The risk of identity theft – and related fraud – is a significant concern for consumers who have been embracing online services to overcome lockdown restrictions during 2020.

Even prior to this, there has been a reported 33% increase in identity fraud last year from 2018 figures.

While the pandemic has been a boon to adoption of biometrics – particularly face biometrics in this contactless era – for digital identification, authentication, and authorisation services this has also amplified the necessity of two-factor authentication (2FA) for users to better protect themselves.

Biometrics can either be biological measurements or physical characteristics that can be used to identify an individual. Some of the more popular modalities that are becoming mainstream today include fingerprint scans and facial recognition. The use cases for such solutions are vast, from identification and verification services to security and restricted access control – including at airports, stadiums, businesses, and various other settings.

Additionally, many of the latest smartphones even feature biometrics as security options, used to unlock the device, sign into mobile apps and in payment verification.

According to Vic Esterhuizen, executive: biometrics at Xpert Decision systems (XDS), biometrics can fulfil a critical fraud prevention function in the identification, authentication, and authorisation sequence of events including digital on-boarding services, and identification/account verification at the point of sale.

“Much about how we live, work and play changed due to the impacts of the Covid-19 pandemic, where lockdown restrictions coupled with social distancing protocols have pressed upon people to avoid use of shared surfaces and close, in-person interactions as much as possible. This is accelerating adoption trends in contactless identification including face biometrics systems – particularly as a complement to and in support of digital transactions,” says Esterhuizen.

Market research indicates that the global face biometrics market size was valued at $3,4-billion in 2019 and is projected to grow at a CAGR of 14,5% from 2020 to 2027.

Esterhuizen suggests that in a digitally driven world, the traditional username and password method can be enhanced with additional security factors.

“Biometrics presents a massive opportunity to promote market inclusion through digital and remote access to products and services. And, by using something unique to an individual to confirm the person’s identity before any financial and other transactions can be done, this can support in significantly reducing the potential for identity theft and associated risks of third-party fraud.

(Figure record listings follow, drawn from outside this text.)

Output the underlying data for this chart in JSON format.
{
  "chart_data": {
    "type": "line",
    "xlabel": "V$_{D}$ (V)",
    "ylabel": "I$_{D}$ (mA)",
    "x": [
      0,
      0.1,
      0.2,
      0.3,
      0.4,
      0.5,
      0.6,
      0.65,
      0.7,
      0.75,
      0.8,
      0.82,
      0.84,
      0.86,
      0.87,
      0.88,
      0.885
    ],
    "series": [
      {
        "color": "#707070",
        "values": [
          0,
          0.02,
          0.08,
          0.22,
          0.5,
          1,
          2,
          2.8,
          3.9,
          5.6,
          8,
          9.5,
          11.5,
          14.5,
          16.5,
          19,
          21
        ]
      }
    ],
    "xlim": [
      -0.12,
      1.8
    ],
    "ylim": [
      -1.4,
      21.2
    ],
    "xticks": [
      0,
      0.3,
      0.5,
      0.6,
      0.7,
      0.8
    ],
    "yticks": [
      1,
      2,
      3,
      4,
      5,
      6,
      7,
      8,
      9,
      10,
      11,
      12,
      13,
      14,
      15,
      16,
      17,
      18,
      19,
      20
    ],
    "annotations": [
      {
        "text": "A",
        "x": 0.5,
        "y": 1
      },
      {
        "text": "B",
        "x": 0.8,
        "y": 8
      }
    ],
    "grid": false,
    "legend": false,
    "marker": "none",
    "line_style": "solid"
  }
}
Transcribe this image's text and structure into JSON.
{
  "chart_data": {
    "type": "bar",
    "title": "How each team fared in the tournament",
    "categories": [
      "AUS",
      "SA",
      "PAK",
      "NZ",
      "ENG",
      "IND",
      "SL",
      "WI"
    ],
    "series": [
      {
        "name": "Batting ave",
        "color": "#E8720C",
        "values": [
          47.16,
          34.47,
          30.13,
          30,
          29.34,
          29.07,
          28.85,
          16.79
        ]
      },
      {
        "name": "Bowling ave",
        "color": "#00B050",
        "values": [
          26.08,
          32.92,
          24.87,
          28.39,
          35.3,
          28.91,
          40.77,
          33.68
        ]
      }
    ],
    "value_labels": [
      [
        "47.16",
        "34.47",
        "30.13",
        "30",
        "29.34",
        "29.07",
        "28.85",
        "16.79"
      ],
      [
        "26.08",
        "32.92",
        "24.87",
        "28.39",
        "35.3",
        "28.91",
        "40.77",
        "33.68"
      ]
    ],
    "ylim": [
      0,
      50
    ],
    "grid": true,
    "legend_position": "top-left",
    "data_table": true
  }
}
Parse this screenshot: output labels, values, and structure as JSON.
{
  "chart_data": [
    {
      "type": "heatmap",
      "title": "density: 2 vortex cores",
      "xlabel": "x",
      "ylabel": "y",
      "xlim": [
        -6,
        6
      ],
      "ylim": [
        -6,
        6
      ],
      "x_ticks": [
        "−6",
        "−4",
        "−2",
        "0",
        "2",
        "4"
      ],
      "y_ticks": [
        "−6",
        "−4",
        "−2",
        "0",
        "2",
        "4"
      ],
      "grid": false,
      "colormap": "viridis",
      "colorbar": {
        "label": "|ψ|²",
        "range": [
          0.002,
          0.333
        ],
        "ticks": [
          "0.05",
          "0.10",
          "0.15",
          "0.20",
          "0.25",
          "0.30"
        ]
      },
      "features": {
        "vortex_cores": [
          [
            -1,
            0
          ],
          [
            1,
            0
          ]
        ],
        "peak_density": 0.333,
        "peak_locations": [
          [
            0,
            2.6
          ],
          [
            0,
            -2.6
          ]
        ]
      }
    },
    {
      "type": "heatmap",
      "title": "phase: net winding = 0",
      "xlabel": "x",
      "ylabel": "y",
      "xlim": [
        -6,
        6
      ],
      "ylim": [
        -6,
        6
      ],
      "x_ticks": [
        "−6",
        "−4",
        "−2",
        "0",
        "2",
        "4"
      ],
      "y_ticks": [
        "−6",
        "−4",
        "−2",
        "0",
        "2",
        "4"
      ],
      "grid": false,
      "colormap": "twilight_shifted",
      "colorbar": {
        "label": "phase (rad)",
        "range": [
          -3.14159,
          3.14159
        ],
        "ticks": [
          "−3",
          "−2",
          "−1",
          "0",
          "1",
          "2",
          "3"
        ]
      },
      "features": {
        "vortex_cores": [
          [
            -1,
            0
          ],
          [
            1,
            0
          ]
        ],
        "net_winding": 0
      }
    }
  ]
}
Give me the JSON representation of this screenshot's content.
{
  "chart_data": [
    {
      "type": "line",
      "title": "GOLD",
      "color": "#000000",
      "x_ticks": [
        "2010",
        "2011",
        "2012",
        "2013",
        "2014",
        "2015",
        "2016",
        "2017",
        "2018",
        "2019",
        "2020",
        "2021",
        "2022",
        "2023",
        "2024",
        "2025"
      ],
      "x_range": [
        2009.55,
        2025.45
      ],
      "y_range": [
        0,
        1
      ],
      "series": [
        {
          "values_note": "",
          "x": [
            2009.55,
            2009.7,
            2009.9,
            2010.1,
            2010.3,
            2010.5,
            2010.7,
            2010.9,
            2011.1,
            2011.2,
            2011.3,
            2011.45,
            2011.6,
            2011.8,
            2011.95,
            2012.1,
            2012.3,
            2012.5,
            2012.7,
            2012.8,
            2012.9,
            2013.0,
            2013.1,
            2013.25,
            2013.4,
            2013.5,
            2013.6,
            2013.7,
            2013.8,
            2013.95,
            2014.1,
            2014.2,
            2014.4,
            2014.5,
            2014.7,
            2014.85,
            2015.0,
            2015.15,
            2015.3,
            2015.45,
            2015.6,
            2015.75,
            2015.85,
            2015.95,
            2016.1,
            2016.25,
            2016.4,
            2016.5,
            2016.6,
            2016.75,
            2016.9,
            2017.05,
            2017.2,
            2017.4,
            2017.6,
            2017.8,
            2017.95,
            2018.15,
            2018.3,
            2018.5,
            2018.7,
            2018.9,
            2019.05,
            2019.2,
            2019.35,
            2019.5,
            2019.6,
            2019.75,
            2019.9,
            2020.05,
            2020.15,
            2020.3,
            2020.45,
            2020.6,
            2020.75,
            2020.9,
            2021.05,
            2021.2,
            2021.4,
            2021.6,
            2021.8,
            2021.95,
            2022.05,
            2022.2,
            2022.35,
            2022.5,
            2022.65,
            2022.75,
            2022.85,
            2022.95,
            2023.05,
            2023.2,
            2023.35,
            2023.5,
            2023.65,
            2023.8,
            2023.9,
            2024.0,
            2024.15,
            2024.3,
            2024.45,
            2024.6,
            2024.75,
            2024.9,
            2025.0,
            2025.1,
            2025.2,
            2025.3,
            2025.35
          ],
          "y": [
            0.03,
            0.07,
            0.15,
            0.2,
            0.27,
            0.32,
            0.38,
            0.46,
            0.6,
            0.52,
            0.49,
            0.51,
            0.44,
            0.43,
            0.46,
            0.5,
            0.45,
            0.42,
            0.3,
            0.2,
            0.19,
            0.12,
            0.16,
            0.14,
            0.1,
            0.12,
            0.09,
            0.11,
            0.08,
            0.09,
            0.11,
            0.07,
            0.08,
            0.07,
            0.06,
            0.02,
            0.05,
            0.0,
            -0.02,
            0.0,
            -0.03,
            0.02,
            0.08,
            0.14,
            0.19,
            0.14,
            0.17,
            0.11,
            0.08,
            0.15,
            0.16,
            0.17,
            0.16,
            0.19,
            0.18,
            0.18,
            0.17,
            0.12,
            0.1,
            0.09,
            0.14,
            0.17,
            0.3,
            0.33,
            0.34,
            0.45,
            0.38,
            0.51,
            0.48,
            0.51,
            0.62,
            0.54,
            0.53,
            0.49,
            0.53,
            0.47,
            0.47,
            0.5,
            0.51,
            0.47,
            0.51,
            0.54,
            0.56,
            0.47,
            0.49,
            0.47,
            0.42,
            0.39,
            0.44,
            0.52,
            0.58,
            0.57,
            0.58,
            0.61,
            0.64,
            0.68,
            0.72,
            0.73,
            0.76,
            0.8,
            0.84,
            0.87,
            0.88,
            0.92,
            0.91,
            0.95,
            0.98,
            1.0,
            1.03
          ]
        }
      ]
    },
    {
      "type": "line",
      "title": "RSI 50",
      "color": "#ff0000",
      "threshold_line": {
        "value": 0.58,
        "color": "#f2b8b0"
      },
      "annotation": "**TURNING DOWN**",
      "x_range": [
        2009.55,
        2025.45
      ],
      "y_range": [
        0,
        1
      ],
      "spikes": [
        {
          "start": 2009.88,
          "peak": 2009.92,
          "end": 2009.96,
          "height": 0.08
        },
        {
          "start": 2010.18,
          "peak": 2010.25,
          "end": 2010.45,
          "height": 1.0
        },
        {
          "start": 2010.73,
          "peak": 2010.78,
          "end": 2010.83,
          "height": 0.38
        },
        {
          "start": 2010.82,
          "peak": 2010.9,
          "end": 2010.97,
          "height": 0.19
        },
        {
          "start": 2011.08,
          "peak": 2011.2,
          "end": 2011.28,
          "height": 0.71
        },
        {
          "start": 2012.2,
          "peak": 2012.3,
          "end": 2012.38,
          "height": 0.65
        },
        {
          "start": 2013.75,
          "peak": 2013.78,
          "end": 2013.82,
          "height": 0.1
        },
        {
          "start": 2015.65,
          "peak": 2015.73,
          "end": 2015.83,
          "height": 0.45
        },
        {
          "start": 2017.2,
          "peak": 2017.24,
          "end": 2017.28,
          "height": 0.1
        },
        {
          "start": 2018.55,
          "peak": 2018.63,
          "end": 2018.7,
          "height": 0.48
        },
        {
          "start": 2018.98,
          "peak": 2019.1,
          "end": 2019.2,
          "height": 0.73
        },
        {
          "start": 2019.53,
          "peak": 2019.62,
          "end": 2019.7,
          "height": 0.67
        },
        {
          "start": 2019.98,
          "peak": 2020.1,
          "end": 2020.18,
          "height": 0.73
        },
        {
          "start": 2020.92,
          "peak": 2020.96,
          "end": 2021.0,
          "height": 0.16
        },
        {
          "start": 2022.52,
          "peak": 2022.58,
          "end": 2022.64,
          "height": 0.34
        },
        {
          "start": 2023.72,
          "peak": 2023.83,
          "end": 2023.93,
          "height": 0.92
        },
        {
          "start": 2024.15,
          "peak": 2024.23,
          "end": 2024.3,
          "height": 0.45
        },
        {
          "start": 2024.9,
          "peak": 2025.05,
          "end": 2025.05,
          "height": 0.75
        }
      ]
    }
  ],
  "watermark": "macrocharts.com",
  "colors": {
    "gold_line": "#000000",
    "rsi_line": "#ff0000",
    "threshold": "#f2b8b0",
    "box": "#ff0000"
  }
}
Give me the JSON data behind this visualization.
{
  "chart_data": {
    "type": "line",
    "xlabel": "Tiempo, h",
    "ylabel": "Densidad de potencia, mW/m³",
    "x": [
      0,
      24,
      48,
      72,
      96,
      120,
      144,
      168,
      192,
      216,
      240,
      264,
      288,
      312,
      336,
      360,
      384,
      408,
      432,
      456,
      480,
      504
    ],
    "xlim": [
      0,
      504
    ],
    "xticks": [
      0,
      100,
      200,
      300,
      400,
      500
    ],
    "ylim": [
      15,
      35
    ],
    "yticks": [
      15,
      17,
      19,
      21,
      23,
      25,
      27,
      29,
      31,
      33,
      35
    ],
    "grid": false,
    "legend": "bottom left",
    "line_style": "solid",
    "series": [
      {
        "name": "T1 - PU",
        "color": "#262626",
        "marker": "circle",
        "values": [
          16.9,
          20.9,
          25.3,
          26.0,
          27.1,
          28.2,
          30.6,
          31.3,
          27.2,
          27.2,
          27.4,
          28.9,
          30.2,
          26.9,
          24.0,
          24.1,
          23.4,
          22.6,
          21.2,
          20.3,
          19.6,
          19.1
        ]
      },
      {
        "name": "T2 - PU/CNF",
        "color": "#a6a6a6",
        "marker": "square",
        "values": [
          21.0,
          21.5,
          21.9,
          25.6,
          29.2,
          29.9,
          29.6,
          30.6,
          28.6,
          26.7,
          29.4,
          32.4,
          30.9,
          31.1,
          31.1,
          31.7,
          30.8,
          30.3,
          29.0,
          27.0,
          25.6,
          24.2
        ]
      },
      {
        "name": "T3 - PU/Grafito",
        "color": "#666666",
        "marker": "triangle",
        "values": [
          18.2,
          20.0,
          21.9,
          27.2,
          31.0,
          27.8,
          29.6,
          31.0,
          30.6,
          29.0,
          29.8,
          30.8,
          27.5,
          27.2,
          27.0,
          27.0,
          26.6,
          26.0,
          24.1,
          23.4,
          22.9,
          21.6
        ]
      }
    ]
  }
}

“It should be noted, however, that not all technology is the same and products and service providers who are looking to capitalise on the digital and remote opportunities must undertake market research and consult with experts on solutions that offer built in risk mitigation and high anti-spoof rates in identity verification,” says Esterhuizen.

To realise the effectiveness of biometrics, Kaspersky believes that consumers first need to understand the difference between identification, authentication, and authorisation.

“While it might not seem important at first to understand the role biometrics can play in these processes, given how everything from shopping to banking to entertainment and more of our daily activities are increasingly connected to the Internet and performed online, consumers need to better understand that collectively these online accounts form an imprint of their digital lives – and that their biometrics can be used to unlock this imprint if not used appropriately and safely,” says Lehan van den Heever, enterprise cyber security advisor at Kaspersky in Africa.

For instance, a banking app will request the user’s login details before the user may perform any transactions. The username will be the identification step, i.e. confirming identity of the user. The password or PIN will then be used to authenticate the login. The final step is that of authorisation. Once the identification and authentication have been done and confirmed, the app will give the user the right, i.e. authorise the user, to view their account balances, pay beneficiaries, etc.

“There are current services and use cases where biometrics have been integrated into these processes, for example, a fingerprint or face scan may be used to supplement, or in addition to, any of these three steps. To do this, the provider is taking biometric data and storing it in the cloud, which is correlated with the user’s account and payment data – i.e. personal and potentially financial data. And while such data may well be encrypted, the potential risk is that should the data ever be stolen – and decrypted – from the cloud, the user’s identity could be spoofed, leading to financial loses and potential third-party fraud,” Van den Heever says.

This stresses the necessity of two-factor authentication (2FA). As is the case with the aforementioned example, many local banks continue to use two-factor authentication, which requires entering a password/PIN as well confirming a one-time password (OTP) at the point of transaction, which is sent to a secondary device, for example.

“With the pandemic expected to be a part of our lives for some time to come, biometrics has an important role to play in the new normal. And the key to integrating biometrics safely, particularly where a user’s financial data is concerned, lies in how the data is being encrypted and stored. For example, where biometrics is used to identify the user and a PIN is used to verify that identity, anyone stealing the biometric data wouldn’t have a complete set of information or enough to steal people’s money, or spoof their identity. It is much safer to keep the two things separate and integrate 2FA as a critical step to securing accounts and the data they hold,” concludes van den Heever.